A compreensão dos distúrbios psicopáticos e o conceito de “serial killer” são recentes, desenvolvidos ao longo século XX, mas homicidas que deixaram diversas vítimas são verificados historicamente muito antes disso. Chegou até a ser razoável imaginar que por trás do comportamento violento e assassino de certas pessoas poderiam estar operando estranhas forças ocultas sobrenaturais e malignas. Expressar o horror diante das terríveis ações de matadores que fizeram variadas vítimas poderia ir além da compreensão racional, então associar os crimes à atuação demoníaca ou outras formas de manifestações era comum no passado. A noção limitada do funcionamento da mente humana, da psicologia e dos distúrbios manifestados nos comportamentos motivava a ocorrência de crenças para justificar os aberrantes assassinos em série e aspectos como a licantropia, interpretação da transformação humana em uma besta selvagem na forma de lobo, eram aceitas em sociedades muito influenciadas por superstições.
Um dos casos de assassinos em série mais conhecidos envolvidos por esta atmosfera de crendices foi “O Lobisomem de Dole”, na França do século XVI. Os franceses já alimentavam assombrosas e antigas fábulas e lendas sobre homens que se transformavam em lobos, consagrando no imaginário popular a figura do “loup-garou” (“loup” é “lobo” e “garoul” um velho termo para se referir a “homem”), manifestação medonha de uma maldição, e um certo Gilles Garnier acabou sendo identificado como uma dessas criaturas nos idos dos anos 1570.

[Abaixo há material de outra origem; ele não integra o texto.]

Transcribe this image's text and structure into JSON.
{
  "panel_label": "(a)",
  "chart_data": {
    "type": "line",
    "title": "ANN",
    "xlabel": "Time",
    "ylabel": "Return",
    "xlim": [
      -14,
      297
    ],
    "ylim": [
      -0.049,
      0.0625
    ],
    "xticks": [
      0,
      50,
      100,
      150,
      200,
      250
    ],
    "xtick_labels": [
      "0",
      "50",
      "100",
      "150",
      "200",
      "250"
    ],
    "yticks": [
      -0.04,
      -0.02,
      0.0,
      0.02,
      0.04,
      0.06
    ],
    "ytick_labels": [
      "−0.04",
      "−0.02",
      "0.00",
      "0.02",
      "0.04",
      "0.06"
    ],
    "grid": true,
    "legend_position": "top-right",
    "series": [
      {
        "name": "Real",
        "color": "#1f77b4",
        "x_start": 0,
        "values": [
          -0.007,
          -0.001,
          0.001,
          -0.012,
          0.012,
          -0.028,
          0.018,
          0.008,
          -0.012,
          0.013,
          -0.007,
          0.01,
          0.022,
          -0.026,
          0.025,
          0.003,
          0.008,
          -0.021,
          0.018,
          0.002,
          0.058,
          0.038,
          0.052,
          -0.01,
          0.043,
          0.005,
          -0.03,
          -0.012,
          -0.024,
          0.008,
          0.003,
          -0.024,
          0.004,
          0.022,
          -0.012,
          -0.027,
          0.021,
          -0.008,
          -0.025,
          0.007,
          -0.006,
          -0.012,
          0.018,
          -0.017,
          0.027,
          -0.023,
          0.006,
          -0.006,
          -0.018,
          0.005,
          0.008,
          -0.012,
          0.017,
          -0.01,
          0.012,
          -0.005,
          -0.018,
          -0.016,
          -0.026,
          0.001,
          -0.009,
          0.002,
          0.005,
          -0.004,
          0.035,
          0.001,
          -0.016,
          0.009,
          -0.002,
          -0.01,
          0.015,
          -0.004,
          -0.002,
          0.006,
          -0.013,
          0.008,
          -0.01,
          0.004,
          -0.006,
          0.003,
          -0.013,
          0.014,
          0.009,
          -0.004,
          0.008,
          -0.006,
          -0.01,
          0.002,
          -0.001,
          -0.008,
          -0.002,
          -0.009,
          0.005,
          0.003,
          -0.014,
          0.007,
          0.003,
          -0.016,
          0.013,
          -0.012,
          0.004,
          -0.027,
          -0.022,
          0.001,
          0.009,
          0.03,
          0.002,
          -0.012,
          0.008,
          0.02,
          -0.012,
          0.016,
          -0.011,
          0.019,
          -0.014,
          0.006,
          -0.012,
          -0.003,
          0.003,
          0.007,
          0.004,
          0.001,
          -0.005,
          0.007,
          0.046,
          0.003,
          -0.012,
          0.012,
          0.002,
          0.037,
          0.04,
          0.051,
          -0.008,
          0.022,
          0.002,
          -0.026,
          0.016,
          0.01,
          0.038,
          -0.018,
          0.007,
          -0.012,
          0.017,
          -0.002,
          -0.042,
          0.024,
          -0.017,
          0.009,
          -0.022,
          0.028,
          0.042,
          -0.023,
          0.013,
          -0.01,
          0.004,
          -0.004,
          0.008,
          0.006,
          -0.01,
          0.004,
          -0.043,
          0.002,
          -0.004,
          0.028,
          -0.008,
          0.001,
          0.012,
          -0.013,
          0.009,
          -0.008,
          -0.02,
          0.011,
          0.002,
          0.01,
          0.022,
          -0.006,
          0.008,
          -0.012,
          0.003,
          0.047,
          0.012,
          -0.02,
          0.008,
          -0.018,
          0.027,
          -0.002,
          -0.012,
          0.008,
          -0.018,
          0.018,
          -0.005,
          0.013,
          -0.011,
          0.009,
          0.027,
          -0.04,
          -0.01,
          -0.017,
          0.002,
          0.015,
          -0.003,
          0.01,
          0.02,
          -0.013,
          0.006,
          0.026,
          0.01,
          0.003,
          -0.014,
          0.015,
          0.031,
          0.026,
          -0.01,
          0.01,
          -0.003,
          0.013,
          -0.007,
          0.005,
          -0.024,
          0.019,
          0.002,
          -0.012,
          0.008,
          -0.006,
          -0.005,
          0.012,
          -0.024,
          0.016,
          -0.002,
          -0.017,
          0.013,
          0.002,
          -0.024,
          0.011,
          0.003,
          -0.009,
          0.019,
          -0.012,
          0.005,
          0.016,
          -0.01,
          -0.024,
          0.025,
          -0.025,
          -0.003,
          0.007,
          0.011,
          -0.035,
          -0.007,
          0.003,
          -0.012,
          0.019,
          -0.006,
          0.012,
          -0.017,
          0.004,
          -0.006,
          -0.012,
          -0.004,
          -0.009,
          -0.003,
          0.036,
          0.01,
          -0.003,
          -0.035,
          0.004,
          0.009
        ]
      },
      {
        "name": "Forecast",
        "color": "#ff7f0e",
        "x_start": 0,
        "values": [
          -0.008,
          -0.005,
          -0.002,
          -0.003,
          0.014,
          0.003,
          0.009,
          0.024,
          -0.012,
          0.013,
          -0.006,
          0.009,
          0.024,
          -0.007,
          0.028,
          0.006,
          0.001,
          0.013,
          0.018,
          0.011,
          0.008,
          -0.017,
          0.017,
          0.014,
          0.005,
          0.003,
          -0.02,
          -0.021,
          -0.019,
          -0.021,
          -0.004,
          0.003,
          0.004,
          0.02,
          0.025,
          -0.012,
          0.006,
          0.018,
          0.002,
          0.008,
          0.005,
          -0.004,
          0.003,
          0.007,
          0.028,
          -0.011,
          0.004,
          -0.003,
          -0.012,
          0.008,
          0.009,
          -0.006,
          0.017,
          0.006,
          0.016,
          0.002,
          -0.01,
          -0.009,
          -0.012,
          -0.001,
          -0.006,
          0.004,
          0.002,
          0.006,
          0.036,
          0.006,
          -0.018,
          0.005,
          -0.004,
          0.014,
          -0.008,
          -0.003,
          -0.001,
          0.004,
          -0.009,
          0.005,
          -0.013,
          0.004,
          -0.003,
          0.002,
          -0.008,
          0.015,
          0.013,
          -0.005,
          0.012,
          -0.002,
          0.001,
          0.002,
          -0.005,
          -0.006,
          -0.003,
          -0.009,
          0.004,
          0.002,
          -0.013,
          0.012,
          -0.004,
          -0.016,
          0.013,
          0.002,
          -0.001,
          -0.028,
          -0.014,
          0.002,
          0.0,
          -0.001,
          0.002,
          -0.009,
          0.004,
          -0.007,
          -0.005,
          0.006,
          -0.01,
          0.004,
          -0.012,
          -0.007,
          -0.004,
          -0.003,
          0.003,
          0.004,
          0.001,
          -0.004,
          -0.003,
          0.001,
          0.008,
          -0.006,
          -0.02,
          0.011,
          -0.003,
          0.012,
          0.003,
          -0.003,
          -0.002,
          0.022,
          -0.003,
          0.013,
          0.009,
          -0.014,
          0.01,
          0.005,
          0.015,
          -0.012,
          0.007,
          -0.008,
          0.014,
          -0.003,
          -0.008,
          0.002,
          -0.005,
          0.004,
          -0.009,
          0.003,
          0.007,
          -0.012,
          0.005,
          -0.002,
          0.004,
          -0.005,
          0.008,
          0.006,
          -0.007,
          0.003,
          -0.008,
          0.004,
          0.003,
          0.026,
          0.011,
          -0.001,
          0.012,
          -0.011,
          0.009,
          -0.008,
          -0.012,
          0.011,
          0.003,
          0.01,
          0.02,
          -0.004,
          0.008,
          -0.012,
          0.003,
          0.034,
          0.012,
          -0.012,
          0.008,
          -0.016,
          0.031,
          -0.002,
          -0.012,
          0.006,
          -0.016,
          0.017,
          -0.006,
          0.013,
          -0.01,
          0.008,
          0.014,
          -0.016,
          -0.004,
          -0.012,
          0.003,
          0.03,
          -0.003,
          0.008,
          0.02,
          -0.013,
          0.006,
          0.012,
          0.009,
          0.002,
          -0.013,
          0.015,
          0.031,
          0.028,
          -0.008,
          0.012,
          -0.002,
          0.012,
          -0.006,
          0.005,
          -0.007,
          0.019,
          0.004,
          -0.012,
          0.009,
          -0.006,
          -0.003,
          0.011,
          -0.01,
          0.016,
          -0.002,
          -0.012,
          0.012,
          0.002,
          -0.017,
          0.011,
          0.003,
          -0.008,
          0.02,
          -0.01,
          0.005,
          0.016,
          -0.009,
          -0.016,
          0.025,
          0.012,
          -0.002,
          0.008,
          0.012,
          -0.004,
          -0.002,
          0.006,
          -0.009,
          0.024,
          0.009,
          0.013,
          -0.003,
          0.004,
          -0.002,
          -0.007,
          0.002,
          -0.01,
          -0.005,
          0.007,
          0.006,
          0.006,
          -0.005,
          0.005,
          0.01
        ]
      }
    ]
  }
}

Garnier era um eremita que vivia na floresta que rodeava a cidade de Dole, na região de Franche-Comté. Como quase todo indivíduo que vivia isolado, ele já era visto com certa desconfiança pela comunidade local, condição que fazia dele um potencial suspeito para qualquer incidente ocorrido nos arredores. Ele não estava totalmente solitário porque contava com a companhia de sua esposa, com quem compartilhava sua pobreza e distanciamento dos moradores da cidade.
Para aflição e desespero dos cidadãos de Dole, algumas crianças começaram a ser dadas como desaparecidas em um período curto, o que resultou numa justificada situação de pânico. Foi iniciada uma caçada pela região em busca de respostas para o aterrador e misterioso caso, afinal, o perigo poderia estar à espreita nas sombrias áreas florestais e nos campos cheios de riscos ocultos. Para alimentar ainda mais as desconfianças de que algo muito sinistro estava acontecendo, não faltavam testemunhas alegando que viram uma criatura bestial rondando por lá ou mesmo realizando ataques brutais. Só poderia ser um desgraçado e maldito loup-garou!
Os preocupados e desconfiados caçadores de monstros acabaram chegando até a casa de Garnier, que foi levado à força para prestar depoimento. A confissão do homem pode ter sido produto de tortura, manifestação de uma mente perturbada ou simplesmente a declaração de práticas hediondas reais, mas Gilles Garnier acabou efetivamente confirmando assassinatos de crianças e adolescentes em seus domínios nas matas. Ele disse que certo dia saiu para caçar e encontrou uma estranha entidade que lhe ofereceu uma pomada com propriedades mágicas, que ele não recusou e tratou logo de usar. Depois disso ele adquiriu a habilidade caçadora de um predador selvagem e dominado por esta força sobrenatural acabou atacando uma menina que encontrou perdida no matagal, tendo comido na hora partes de seu corpo e ainda retirado mais de suas carnes para levar para casa, onde serviria a sua esposa. Ele voltou a atacar, mas na segunda abordagem foi visto e fugiu antes de concluir sua degustação. O suposto lobisomem confirmou ainda que entre novembro de 1572 e fevereiro de 1573 mais vítimas foram atacadas, estraçalhadas e canibalizadas por sua manifestação bestial que atuava independente de sua vontade como homem.
Diante da escandalosa confissão de Garnier, ele e sua esposa foram considerados culpados pelos grotescos e sanguinários fatos e executados na ardente fogueira destinada a quem desafiava a ordem divina e as leis terrenas.